Las segundas residencias suelen pasar largos periodos vacías, especialmente fuera de vacaciones o fines de semana. Precisamente por eso, se convierten en uno de los objetivos más habituales para robos y ocupaciones. Contar con un sistema de alarma adecuado no es un lujo, sino una medida clave para proteger la vivienda y mantener la tranquilidad cuando no estás.
Uno de los primeros aspectos a valorar es que la alarma esté conectada a una Central Receptora de Alarmas (CRA). No basta con que suene una sirena: es fundamental que, ante cualquier incidencia, profesionales verifiquen la señal y actúen de forma inmediata, avisando a las Fuerzas y Cuerpos de Seguridad si es necesario.

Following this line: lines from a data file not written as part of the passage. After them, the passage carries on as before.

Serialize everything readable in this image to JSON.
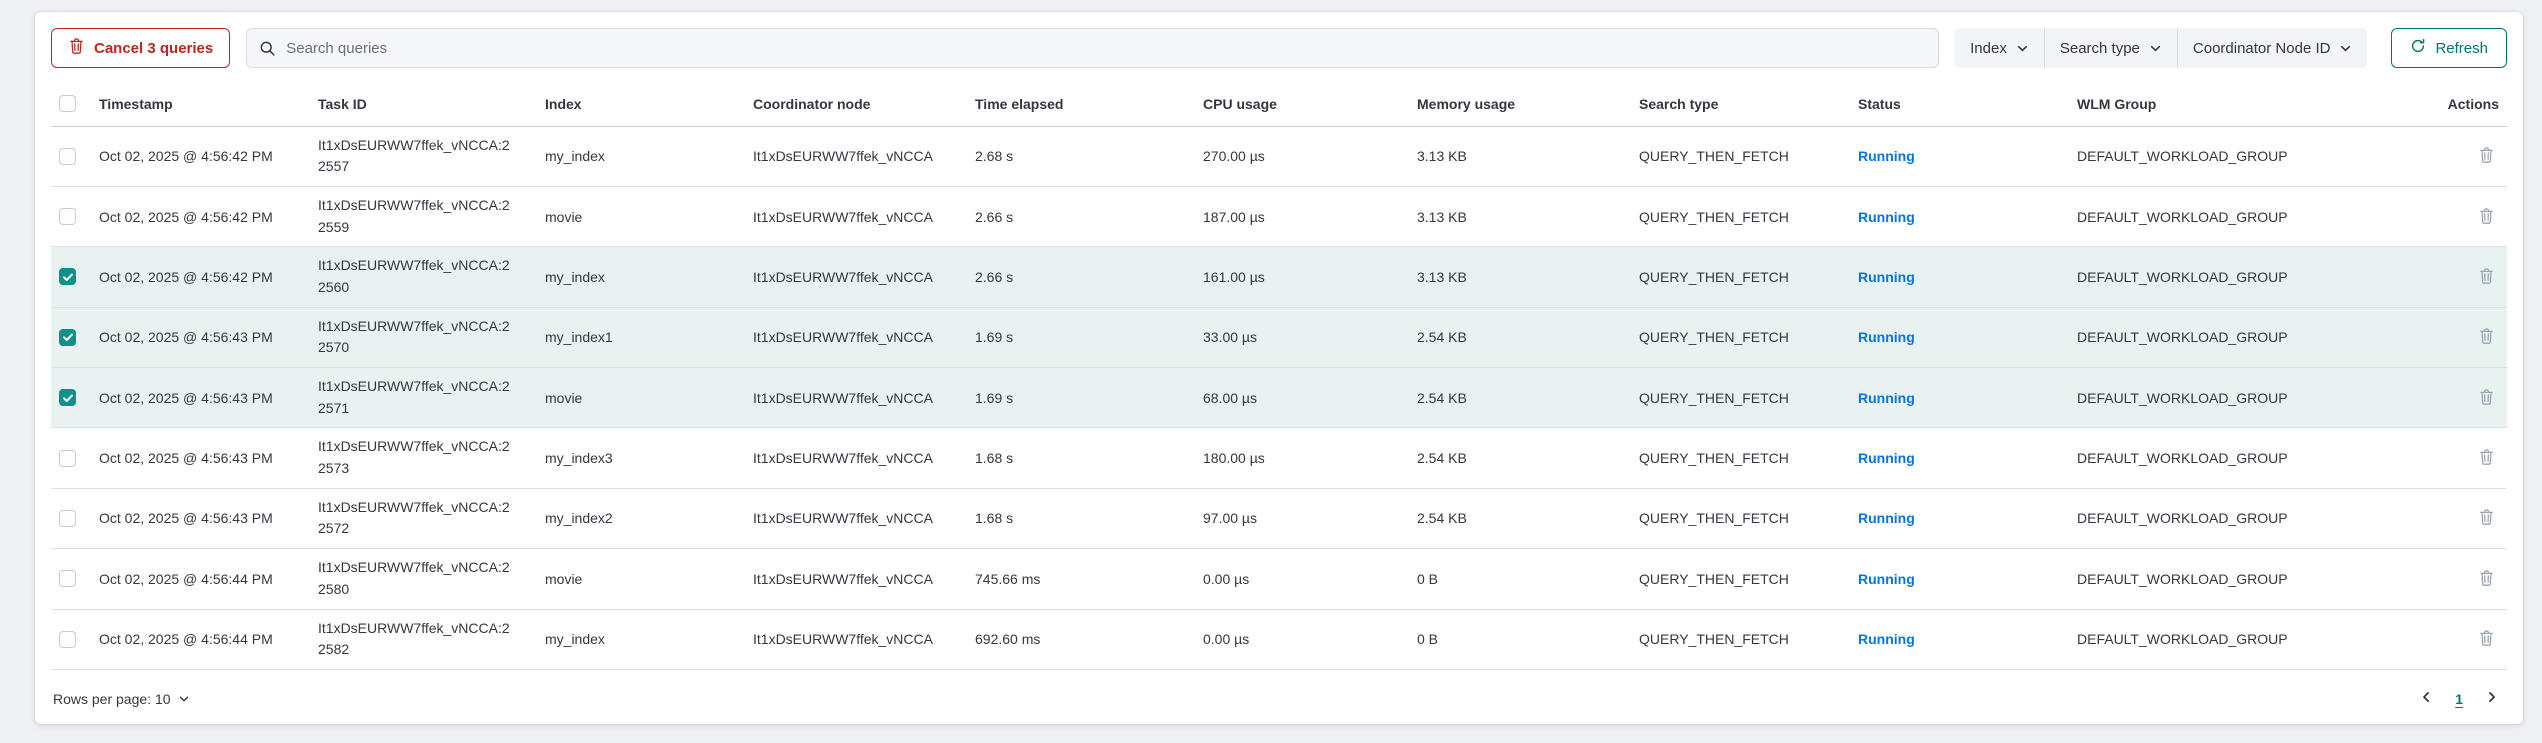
{
  "colors": {
    "danger": "#bd271e",
    "teal": "#00756b",
    "checkbox_teal": "#0e9188",
    "running_blue": "#0774e0",
    "selected_row_bg": "#e8f2f0"
  },
  "toolbar": {
    "cancel_button": "Cancel 3 queries",
    "search_placeholder": "Search queries",
    "filters": [
      {
        "label": "Index"
      },
      {
        "label": "Search type"
      },
      {
        "label": "Coordinator Node ID"
      }
    ],
    "refresh_button": "Refresh"
  },
  "table": {
    "columns": {
      "timestamp": "Timestamp",
      "task_id": "Task ID",
      "index": "Index",
      "coordinator_node": "Coordinator node",
      "time_elapsed": "Time elapsed",
      "cpu_usage": "CPU usage",
      "memory_usage": "Memory usage",
      "search_type": "Search type",
      "status": "Status",
      "wlm_group": "WLM Group",
      "actions": "Actions"
    },
    "rows": [
      {
        "selected": false,
        "timestamp": "Oct 02, 2025 @ 4:56:42 PM",
        "task_id": "It1xDsEURWW7ffek_vNCCA:22557",
        "index": "my_index",
        "coordinator_node": "It1xDsEURWW7ffek_vNCCA",
        "time_elapsed": "2.68 s",
        "cpu_usage": "270.00 µs",
        "memory_usage": "3.13 KB",
        "search_type": "QUERY_THEN_FETCH",
        "status": "Running",
        "wlm_group": "DEFAULT_WORKLOAD_GROUP"
      },
      {
        "selected": false,
        "timestamp": "Oct 02, 2025 @ 4:56:42 PM",
        "task_id": "It1xDsEURWW7ffek_vNCCA:22559",
        "index": "movie",
        "coordinator_node": "It1xDsEURWW7ffek_vNCCA",
        "time_elapsed": "2.66 s",
        "cpu_usage": "187.00 µs",
        "memory_usage": "3.13 KB",
        "search_type": "QUERY_THEN_FETCH",
        "status": "Running",
        "wlm_group": "DEFAULT_WORKLOAD_GROUP"
      },
      {
        "selected": true,
        "timestamp": "Oct 02, 2025 @ 4:56:42 PM",
        "task_id": "It1xDsEURWW7ffek_vNCCA:22560",
        "index": "my_index",
        "coordinator_node": "It1xDsEURWW7ffek_vNCCA",
        "time_elapsed": "2.66 s",
        "cpu_usage": "161.00 µs",
        "memory_usage": "3.13 KB",
        "search_type": "QUERY_THEN_FETCH",
        "status": "Running",
        "wlm_group": "DEFAULT_WORKLOAD_GROUP"
      },
      {
        "selected": true,
        "timestamp": "Oct 02, 2025 @ 4:56:43 PM",
        "task_id": "It1xDsEURWW7ffek_vNCCA:22570",
        "index": "my_index1",
        "coordinator_node": "It1xDsEURWW7ffek_vNCCA",
        "time_elapsed": "1.69 s",
        "cpu_usage": "33.00 µs",
        "memory_usage": "2.54 KB",
        "search_type": "QUERY_THEN_FETCH",
        "status": "Running",
        "wlm_group": "DEFAULT_WORKLOAD_GROUP"
      },
      {
        "selected": true,
        "timestamp": "Oct 02, 2025 @ 4:56:43 PM",
        "task_id": "It1xDsEURWW7ffek_vNCCA:22571",
        "index": "movie",
        "coordinator_node": "It1xDsEURWW7ffek_vNCCA",
        "time_elapsed": "1.69 s",
        "cpu_usage": "68.00 µs",
        "memory_usage": "2.54 KB",
        "search_type": "QUERY_THEN_FETCH",
        "status": "Running",
        "wlm_group": "DEFAULT_WORKLOAD_GROUP"
      },
      {
        "selected": false,
        "timestamp": "Oct 02, 2025 @ 4:56:43 PM",
        "task_id": "It1xDsEURWW7ffek_vNCCA:22573",
        "index": "my_index3",
        "coordinator_node": "It1xDsEURWW7ffek_vNCCA",
        "time_elapsed": "1.68 s",
        "cpu_usage": "180.00 µs",
        "memory_usage": "2.54 KB",
        "search_type": "QUERY_THEN_FETCH",
        "status": "Running",
        "wlm_group": "DEFAULT_WORKLOAD_GROUP"
      },
      {
        "selected": false,
        "timestamp": "Oct 02, 2025 @ 4:56:43 PM",
        "task_id": "It1xDsEURWW7ffek_vNCCA:22572",
        "index": "my_index2",
        "coordinator_node": "It1xDsEURWW7ffek_vNCCA",
        "time_elapsed": "1.68 s",
        "cpu_usage": "97.00 µs",
        "memory_usage": "2.54 KB",
        "search_type": "QUERY_THEN_FETCH",
        "status": "Running",
        "wlm_group": "DEFAULT_WORKLOAD_GROUP"
      },
      {
        "selected": false,
        "timestamp": "Oct 02, 2025 @ 4:56:44 PM",
        "task_id": "It1xDsEURWW7ffek_vNCCA:22580",
        "index": "movie",
        "coordinator_node": "It1xDsEURWW7ffek_vNCCA",
        "time_elapsed": "745.66 ms",
        "cpu_usage": "0.00 µs",
        "memory_usage": "0 B",
        "search_type": "QUERY_THEN_FETCH",
        "status": "Running",
        "wlm_group": "DEFAULT_WORKLOAD_GROUP"
      },
      {
        "selected": false,
        "timestamp": "Oct 02, 2025 @ 4:56:44 PM",
        "task_id": "It1xDsEURWW7ffek_vNCCA:22582",
        "index": "my_index",
        "coordinator_node": "It1xDsEURWW7ffek_vNCCA",
        "time_elapsed": "692.60 ms",
        "cpu_usage": "0.00 µs",
        "memory_usage": "0 B",
        "search_type": "QUERY_THEN_FETCH",
        "status": "Running",
        "wlm_group": "DEFAULT_WORKLOAD_GROUP"
      }
    ]
  },
  "footer": {
    "rows_per_page_label": "Rows per page: 10",
    "page": "1"
  }
}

Cuando la vivienda está lejos, el tiempo de respuesta lo es todo.
También es importante que el sistema esté adaptado al tipo de vivienda. No es lo mismo un apartamento en la costa que un chalet aislado o una casa en un entorno rural. El número de accesos, la presencia de jardín, terrazas o garaje, y el nivel de visibilidad desde el exterior influyen directamente en el tipo de sensores y dispositivos necesarios.
La videovigilancia es un gran aliado en segundas residencias. Las cámaras permiten una verificación más rápida y eficaz de las alarmas y ofrecen un mayor control remoto. Además, actúan como un potente elemento disuasorio frente a intrusos, incluso cuando la vivienda lleva tiempo deshabitada.
Otro punto clave es el control desde el móvil. Poder conectar y desconectar la alarma a distancia, recibir notificaciones en tiempo real o comprobar el estado del sistema aporta comodidad y seguridad, especialmente cuando se producen visitas inesperadas, tareas de mantenimiento o alquileres puntuales.
No hay que olvidar la importancia de evitar falsas alarmas, algo habitual en viviendas vacías. Sensores adecuados, equipos actualizados y una correcta instalación profesional garantizan que el sistema funcione solo cuando debe hacerlo, sin sobresaltos innecesarios.
Por último, contar con una empresa de seguridad homologada y que ofrezca un asesoramiento personalizado marca la diferencia. Un estudio previo de la vivienda permitirá instalar una solución a medida, pensada no solo para proteger la propiedad, sino para ofrecer tranquilidad real durante todo el año.
Porque una segunda residencia debería ser sinónimo de descanso, no de preocupación. La seguridad empieza mucho antes de que suene una alarma.